16. Effect of the BAA → The BAA does not favor either party and if the MSA and BAA conflict each other the BAA takes precedence.

    
    As purists will note, “BAAs govern agreements under HIPAA and HIPAA is the law”. However, due to some of the nuances of healthcare contract negotiation it’s not uncommon for non-HIPAA clauses to be included. It’s also not uncommon for BAAs to not be signed until after the main MSA is signed, providing an opportunity for either party to shift the favor of negotiation once the tides have changed. As such, this is how you find things like indemnification being entirely dictated, not only for breaches but for the entirety of the agreement, in the BAA.

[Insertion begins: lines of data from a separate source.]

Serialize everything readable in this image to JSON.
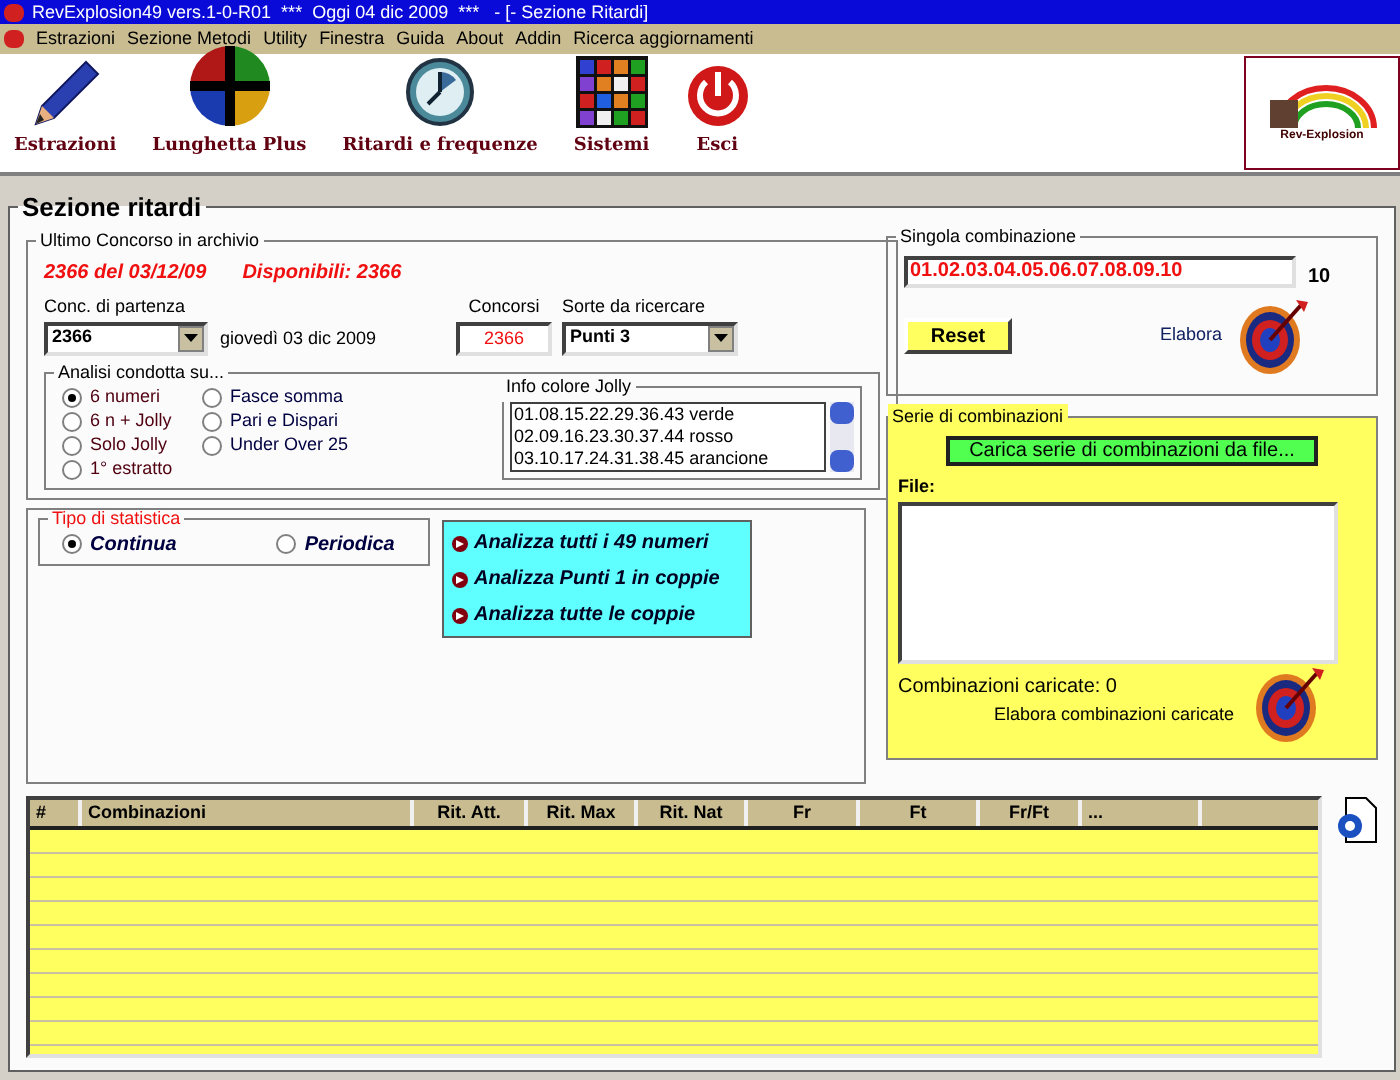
{
  "window": {
    "title": "RevExplosion49 vers.1-0-R01  ***  Oggi 04 dic 2009  ***   - [- Sezione Ritardi]"
  },
  "menu": [
    "Estrazioni",
    "Sezione Metodi",
    "Utility",
    "Finestra",
    "Guida",
    "About",
    "Addin",
    "Ricerca aggiornamenti"
  ],
  "toolbar": [
    {
      "kind": "pencil",
      "label": "Estrazioni"
    },
    {
      "kind": "quadrants",
      "label": "Lunghetta Plus"
    },
    {
      "kind": "clock",
      "label": "Ritardi e frequenze"
    },
    {
      "kind": "grid",
      "label": "Sistemi"
    },
    {
      "kind": "power",
      "label": "Esci"
    }
  ],
  "logo": {
    "text": "Rev-Explosion"
  },
  "section": {
    "title": "Sezione ritardi"
  },
  "ultimo": {
    "title": "Ultimo Concorso in archivio",
    "concorso": "2366 del 03/12/09",
    "disponibili": "Disponibili: 2366",
    "partenza_label": "Conc. di partenza",
    "partenza_value": "2366",
    "date": "giovedì 03 dic 2009",
    "concorsi_label": "Concorsi",
    "concorsi_value": "2366",
    "sorte_label": "Sorte da ricercare",
    "sorte_value": "Punti 3"
  },
  "analisi": {
    "title": "Analisi condotta su...",
    "options": [
      {
        "label": "6 numeri",
        "selected": true
      },
      {
        "label": "6 n + Jolly",
        "selected": false
      },
      {
        "label": "Solo Jolly",
        "selected": false
      },
      {
        "label": "1° estratto",
        "selected": false
      },
      {
        "label": "Fasce somma",
        "selected": false
      },
      {
        "label": "Pari e Dispari",
        "selected": false
      },
      {
        "label": "Under Over 25",
        "selected": false
      }
    ]
  },
  "jolly": {
    "title": "Info colore Jolly",
    "items": [
      "01.08.15.22.29.36.43 verde",
      "02.09.16.23.30.37.44 rosso",
      "03.10.17.24.31.38.45 arancione"
    ]
  },
  "tipo": {
    "title": "Tipo di statistica",
    "options": [
      {
        "label": "Continua",
        "selected": true
      },
      {
        "label": "Periodica",
        "selected": false
      }
    ]
  },
  "actions": [
    "Analizza tutti i 49 numeri",
    "Analizza Punti 1 in coppie",
    "Analizza tutte le coppie"
  ],
  "singola": {
    "title": "Singola combinazione",
    "value": "01.02.03.04.05.06.07.08.09.10",
    "count": "10",
    "reset": "Reset",
    "elabora": "Elabora"
  },
  "serie": {
    "title": "Serie di combinazioni",
    "load": "Carica serie di combinazioni da file...",
    "file_label": "File:",
    "loaded": "Combinazioni caricate: 0",
    "elabora": "Elabora combinazioni caricate"
  },
  "table": {
    "columns": [
      "#",
      "Combinazioni",
      "Rit. Att.",
      "Rit. Max",
      "Rit. Nat",
      "Fr",
      "Ft",
      "Fr/Ft",
      "..."
    ]
  }
}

17. 18. 19. 20. Regulatory references, where to send notices and how, Amendments and Waiver, and HITECH notes. As stated.

Summarize it for me

Generally when negotiating a BAA, the timelines and nuances of meeting these provisions matter. It’ll dictate everything, even who your partners and customers can be. If you are trying to level up at this, I would recommend reading a ton of BAAs. Find some online, read your own subcontractor BAAs, and see what differences there are and try to understand their intent in those decisions. Then work with your own lawyers and compliance on the right answers for your business.

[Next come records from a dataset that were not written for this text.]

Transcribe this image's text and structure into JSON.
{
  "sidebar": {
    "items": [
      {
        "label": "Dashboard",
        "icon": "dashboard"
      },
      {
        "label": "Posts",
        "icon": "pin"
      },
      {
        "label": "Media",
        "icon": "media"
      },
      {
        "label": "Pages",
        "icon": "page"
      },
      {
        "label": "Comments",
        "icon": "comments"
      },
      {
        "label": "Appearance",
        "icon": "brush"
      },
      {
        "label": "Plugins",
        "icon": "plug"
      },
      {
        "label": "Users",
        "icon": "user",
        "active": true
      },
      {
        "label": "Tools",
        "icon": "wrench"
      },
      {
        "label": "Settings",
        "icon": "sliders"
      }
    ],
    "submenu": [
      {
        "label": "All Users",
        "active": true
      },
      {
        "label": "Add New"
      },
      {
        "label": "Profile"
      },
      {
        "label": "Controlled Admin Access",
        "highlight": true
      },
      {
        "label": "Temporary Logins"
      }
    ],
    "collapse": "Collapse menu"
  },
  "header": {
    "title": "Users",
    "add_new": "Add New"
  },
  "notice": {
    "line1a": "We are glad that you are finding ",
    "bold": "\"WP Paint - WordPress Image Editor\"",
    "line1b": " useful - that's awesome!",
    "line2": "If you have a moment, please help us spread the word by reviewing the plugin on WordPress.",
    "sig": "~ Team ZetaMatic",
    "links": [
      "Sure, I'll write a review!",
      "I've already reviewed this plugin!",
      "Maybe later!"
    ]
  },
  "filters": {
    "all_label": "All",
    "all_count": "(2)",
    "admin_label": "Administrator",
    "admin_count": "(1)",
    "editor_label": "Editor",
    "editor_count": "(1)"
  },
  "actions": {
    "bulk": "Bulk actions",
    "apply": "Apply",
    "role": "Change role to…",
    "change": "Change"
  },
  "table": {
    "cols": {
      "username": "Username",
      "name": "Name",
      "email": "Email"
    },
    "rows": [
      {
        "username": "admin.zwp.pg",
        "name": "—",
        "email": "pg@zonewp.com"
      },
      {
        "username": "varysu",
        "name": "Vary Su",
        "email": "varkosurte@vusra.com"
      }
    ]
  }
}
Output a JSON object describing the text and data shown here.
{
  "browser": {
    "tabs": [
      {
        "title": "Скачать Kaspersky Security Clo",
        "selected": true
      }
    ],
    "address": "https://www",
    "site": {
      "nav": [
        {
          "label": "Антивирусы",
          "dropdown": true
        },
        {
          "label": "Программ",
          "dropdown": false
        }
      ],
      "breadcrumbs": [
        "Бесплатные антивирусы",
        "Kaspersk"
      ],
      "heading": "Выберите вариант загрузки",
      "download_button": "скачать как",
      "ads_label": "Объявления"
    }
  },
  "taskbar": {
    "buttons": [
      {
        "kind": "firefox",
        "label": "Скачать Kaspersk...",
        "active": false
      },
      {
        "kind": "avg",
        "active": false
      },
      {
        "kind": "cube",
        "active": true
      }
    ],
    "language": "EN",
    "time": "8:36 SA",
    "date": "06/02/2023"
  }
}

But how do I know what is right for my business? How do I make sense of these timelines? Can I have BAAs and PLG? How does this work on a billion dollar deal? Why does some other vendor want to charge me $100K for signing a BAA? There is some nuance to this topic which I will cover in Part 2. Stay tuned.

1

For the sake of brevity, we’ll refer to Business Associates and Business Associate Subcontractors as “Business Associates” throughout this blog post. First, writing Business Associate fully is already pretty heavy. Writing BA felt like referring to Mr. T on the A-Team. Second, many Business Associate Subcontractors also serve as Business Associates depending on their business relationships (e.g. Microsoft/Google/AWS sells hosting to vendors and also to hospitals) so it’s really just a matter of who is holding who accountable and the responsibilities of the Covered Entity. The HITECH act codified that covered entities could trust Business Associates to trust subcontractors without covered entities having to enter agreements with each subcontractor down the chain individually. That doesn’t stop some health systems and Compliance and Security offices from trying though.

2

If a blog post is too long, you can’t email it to people and this is my current repository for all of my writing. I may make tweaks to this in the future which I will not update in the Google Doc.

3

Don’t do this.

4

Accessing the BAA for the Cloud Vendor in question requires an NDA. But there are only 3 major cloud vendors and it’s free to see all of their BAAs. You can figure it out. Also, I know Datica has been dead and gone for awhile. I feel like Erlich Bachman talking about Aviato when I bring it back up. But the open-source policies are good and they survive on as intended.

5

The applicable document here: https://www.federalregister.gov/documents/2019/04/30/2019-08530/notification-of-enforcement-discretion-regarding-hipaa-civil-money-penalties

6

This may sound unfeasible, but honestly most near misses I have been a part of all were semi-farcical. If they weren’t, you would have been anticipating them.

7

This probably would not end well for the Covered Entity.

8

A very non-zero number of times a customer would ask my company to disable encryption in their environment for some reason, usually boiling down to bad programming. We always said no.

9

The Datica BAA had pretty pragmatic terms on this. Basically, if you kept paying us we’d protect the data but if not we’d basically just dump your database and courier the encrypted disk to the address on file at cost if deletion was not acceptable. The latter never happened.